Но тут кухарка внесла остальные закуски, и я сказала Маньковичу, что мазурка будет после ужина, а теперь нужно звать гостей в эту комнату и предупредить их, что здесь негде сесть.

– Господа! Ужин накрыт à la fourchette[3], – зычно провозглашал он шутливым тоном, как бы желая придать что-то более торжественное закуске, которая у всех наших знакомых в это время была крайне скромною. – Господа, извольте направляться в эту комнату. За недостатком места для чересчур многолюдного собрания в этом милом нашему сердцу и гостеприимном доме пусть каждый возьмет, что ему по вкусу, и уходит в другие комнаты. – Его слова были покрыты шумными рукоплесканиями. Еще многие подходили к закусочному столу, когда из другой комнаты послышались голоса, требующие, чтобы Е. К. Гайдебурова спела что-нибудь. То была женщина лет 23, среднего роста, очень просто одетая, с белокурыми, прямыми, коротко остриженными, как у многих в то время, волосами, с чрезвычайно симпатичными и подвижными чертами лица. Она с необыкновенным юмором и экспрессией) пела комические песенки и дуэты.

 
Куманек, побывай у меня,
Душа-радость, побывай у меня… –
 

раздался ее небольшой, но приятный и звучный сопрано; она выражала свое пожелание заискивающим, сентиментальным голосом и лукаво блестевшими глазами. Ей громким баритоном отвечал студент, точно сдерживая свой грубый голос, и желая придать ему нежность. Это пение было настоящим сценическим представлением. Все покатывались со смеху, и когда оно окончилось, публика потребовала повторения. Затем следовали различные танцы и наконец мазурка с разнообразными фигурами и с разудалым подъемом, во время которой то здесь, то там мелькала пара танцующих – Маньковича с Тонею.

Когда все разошлись, Тоня потянула меня в комнату, где для нее была приготовлена постель.

– Ну, теперь я уже намозолю вам глаза! Буквально каждый вторник буду являться! Такое задушевное веселье! Господи, а я-то ведь чуть совсем не прозевала его! И как странно: ведь целый вечер мы только бесились, школьничали, пели, а меня точно окрылило какою-то отвагой. Честное слово, – никакого страха не чувствую перед завтрашним объяснением с тетками.

– Тоня, милая, ведь в таком случае тебе скоро и совсем не захочется жить у них. Как Ушинский, так и все наши будут беспрестанно стыдить тебя, что ты живешь с этими ханжами, проводишь жизнь так бесполезно и скучно, как столетняя старуха.

– Это все же лучше, чем гувернантство.

– Наоборот, ты в гувернантках была бы более независимою: могла бы каждый вечер читать не только жития святых, но и выезжать, куда бы захотела.

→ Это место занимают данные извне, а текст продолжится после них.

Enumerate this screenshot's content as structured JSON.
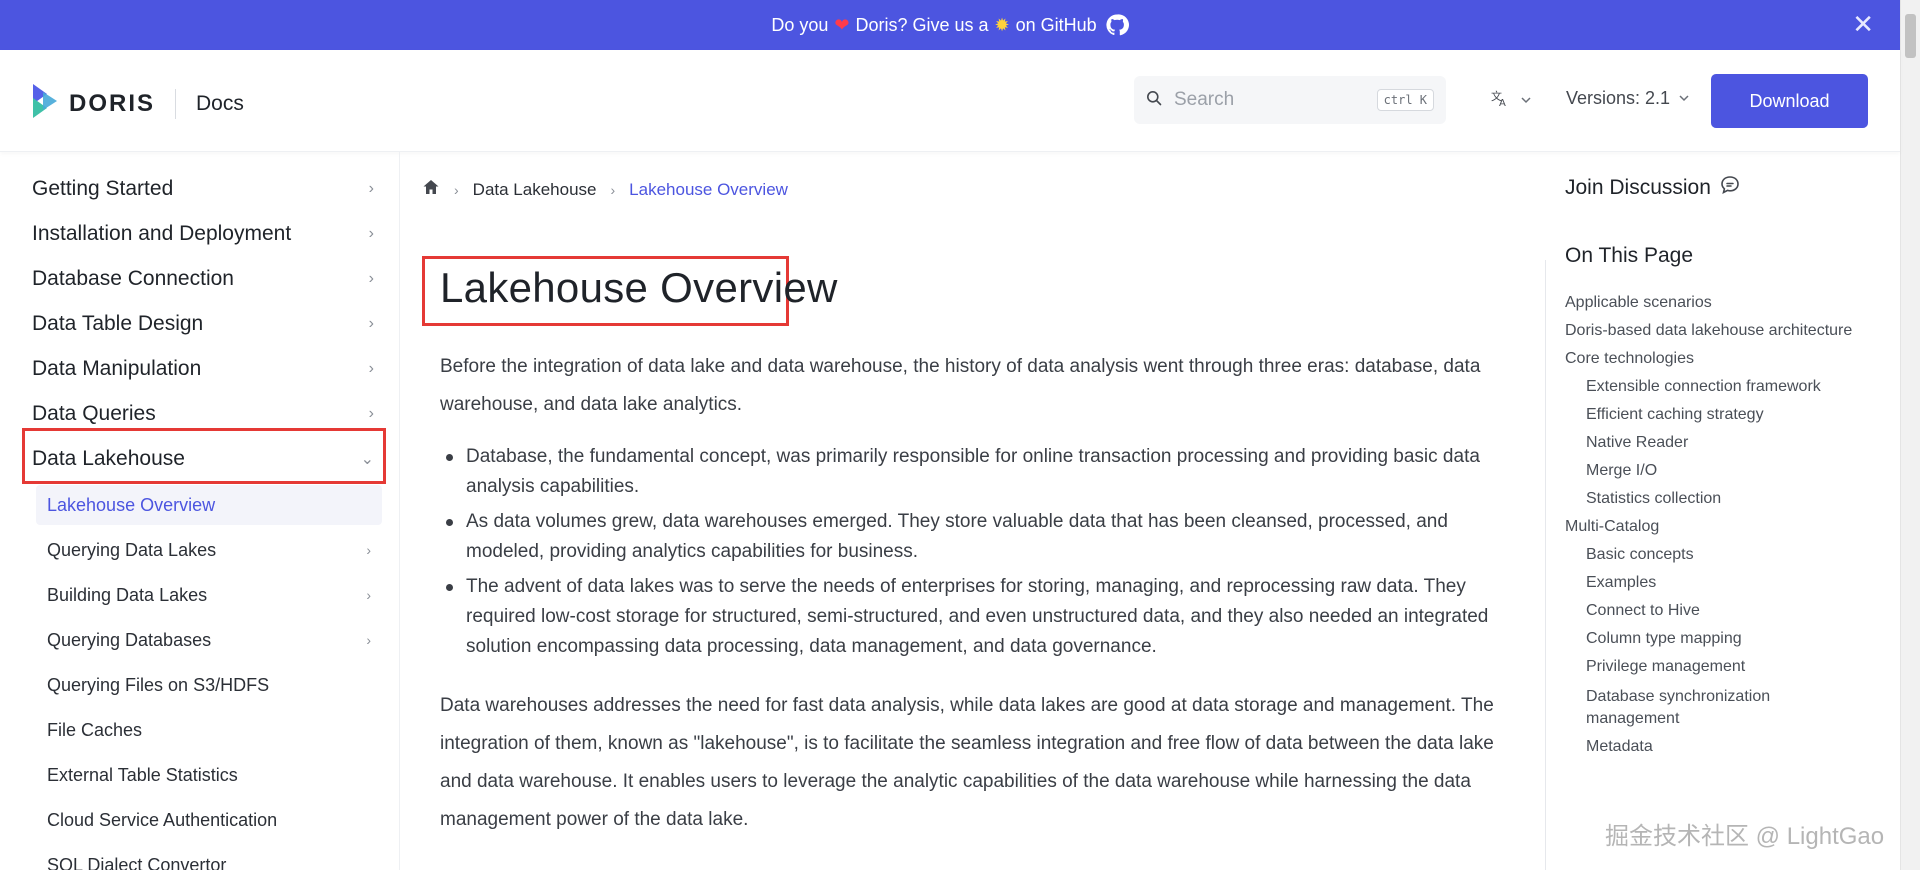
{
  "announcement": {
    "prefix": "Do you",
    "middle": "Doris? Give us a",
    "suffix": "on GitHub",
    "heart": "❤",
    "sun": "✹"
  },
  "navbar": {
    "brand": "DORIS",
    "docs": "Docs",
    "search_placeholder": "Search",
    "search_shortcut": "ctrl K",
    "versions": "Versions: 2.1",
    "download": "Download"
  },
  "sidebar": {
    "items": [
      {
        "label": "Getting Started"
      },
      {
        "label": "Installation and Deployment"
      },
      {
        "label": "Database Connection"
      },
      {
        "label": "Data Table Design"
      },
      {
        "label": "Data Manipulation"
      },
      {
        "label": "Data Queries"
      },
      {
        "label": "Data Lakehouse"
      }
    ],
    "subitems": [
      {
        "label": "Lakehouse Overview"
      },
      {
        "label": "Querying Data Lakes"
      },
      {
        "label": "Building Data Lakes"
      },
      {
        "label": "Querying Databases"
      },
      {
        "label": "Querying Files on S3/HDFS"
      },
      {
        "label": "File Caches"
      },
      {
        "label": "External Table Statistics"
      },
      {
        "label": "Cloud Service Authentication"
      },
      {
        "label": "SQL Dialect Convertor"
      }
    ]
  },
  "breadcrumb": {
    "section": "Data Lakehouse",
    "current": "Lakehouse Overview"
  },
  "content": {
    "title": "Lakehouse Overview",
    "intro": "Before the integration of data lake and data warehouse, the history of data analysis went through three eras: database, data warehouse, and data lake analytics.",
    "bullets": [
      "Database, the fundamental concept, was primarily responsible for online transaction processing and providing basic data analysis capabilities.",
      "As data volumes grew, data warehouses emerged. They store valuable data that has been cleansed, processed, and modeled, providing analytics capabilities for business.",
      "The advent of data lakes was to serve the needs of enterprises for storing, managing, and reprocessing raw data. They required low-cost storage for structured, semi-structured, and even unstructured data, and they also needed an integrated solution encompassing data processing, data management, and data governance."
    ],
    "closing": "Data warehouses addresses the need for fast data analysis, while data lakes are good at data storage and management. The integration of them, known as \"lakehouse\", is to facilitate the seamless integration and free flow of data between the data lake and data warehouse. It enables users to leverage the analytic capabilities of the data warehouse while harnessing the data management power of the data lake."
  },
  "toc": {
    "join": "Join Discussion",
    "heading": "On This Page",
    "items": [
      {
        "label": "Applicable scenarios"
      },
      {
        "label": "Doris-based data lakehouse architecture"
      },
      {
        "label": "Core technologies"
      },
      {
        "label": "Extensible connection framework"
      },
      {
        "label": "Efficient caching strategy"
      },
      {
        "label": "Native Reader"
      },
      {
        "label": "Merge I/O"
      },
      {
        "label": "Statistics collection"
      },
      {
        "label": "Multi-Catalog"
      },
      {
        "label": "Basic concepts"
      },
      {
        "label": "Examples"
      },
      {
        "label": "Connect to Hive"
      },
      {
        "label": "Column type mapping"
      },
      {
        "label": "Privilege management"
      },
      {
        "label": "Database synchronization management"
      },
      {
        "label": "Metadata"
      }
    ]
  },
  "watermark": "掘金技术社区 @ LightGao"
}
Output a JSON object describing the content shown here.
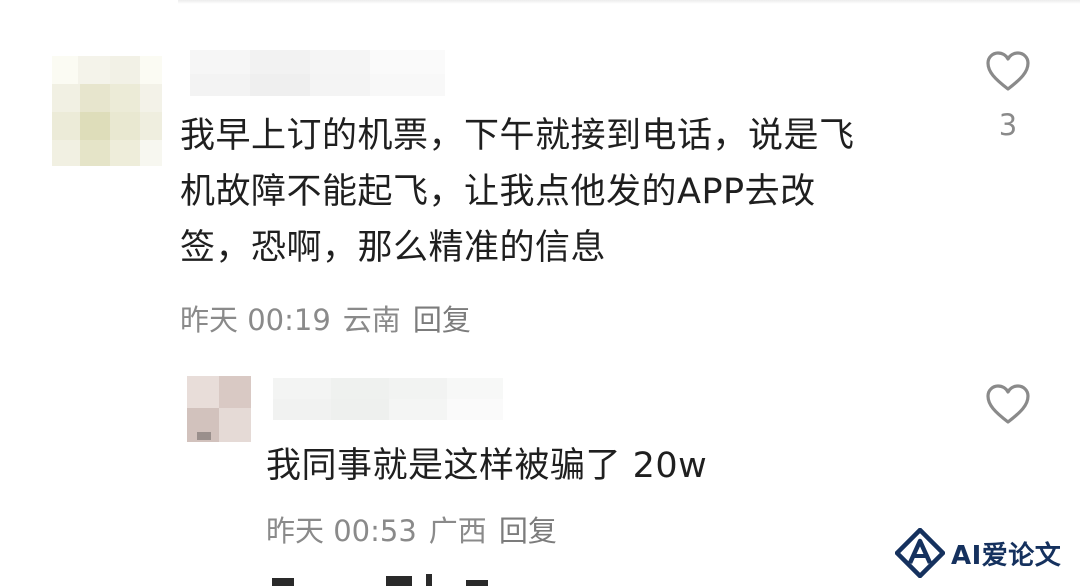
{
  "comment1": {
    "lines": [
      "我早上订的机票，下午就接到电话，说是飞",
      "机故障不能起飞，让我点他发的APP去改",
      "签，恐啊，那么精准的信息"
    ],
    "time": "昨天 00:19",
    "location": "云南",
    "reply_label": "回复",
    "like_count": "3",
    "icon_name": "heart-icon"
  },
  "comment2": {
    "text": "我同事就是这样被骗了 20w",
    "time": "昨天 00:53",
    "location": "广西",
    "reply_label": "回复",
    "icon_name": "heart-icon"
  },
  "watermark": {
    "text": "AI爱论文",
    "color": "#15315e"
  }
}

– Какие вы все странные: Ушинский, ты и другие, с которыми мне приходилось говорить: вы воображаете, что человек решительно все может сделать с собою, что только он пожелает. А если у меня такой темперамент, что меня не воспламеняют даже самые чудные идеи! А если я окажусь неспособной к самостоятельной жизни? Если я не могу долее учиться, если мне до тошноты надоели книги? Нет, нет, над этим нужно сильно призадуматься, прежде чем решиться порвать с моими тетушками! Я всегда думаю: как бы не прогадать, как бы не было бы хуже от перемены?

III

Когда Тоня приехала ко мне в следующий вторник, она рассказала, как после своего возвращения от нас она прямо заявила теткам, что если они желают, чтоб она оставалась в их доме, она не будет сидеть у них безвыездно. Она поставила непременным условием – пользоваться каждый вечер полною, бесконтрольною свободою.

На этот раз старухи совсем не кричали на нее, видимо, они были даже смущены. Вероятно, они нашли для себя невыгодным порывать с даровою экономкою и чтицею.

– Ведь мы не хотели только, чтобы ты выезжала одна. Все, что мы говорили, мы нашли нужным сказать для твоей же пользы. И чего тебе не хватает у нас? Кажется, ты вполне обеспечена?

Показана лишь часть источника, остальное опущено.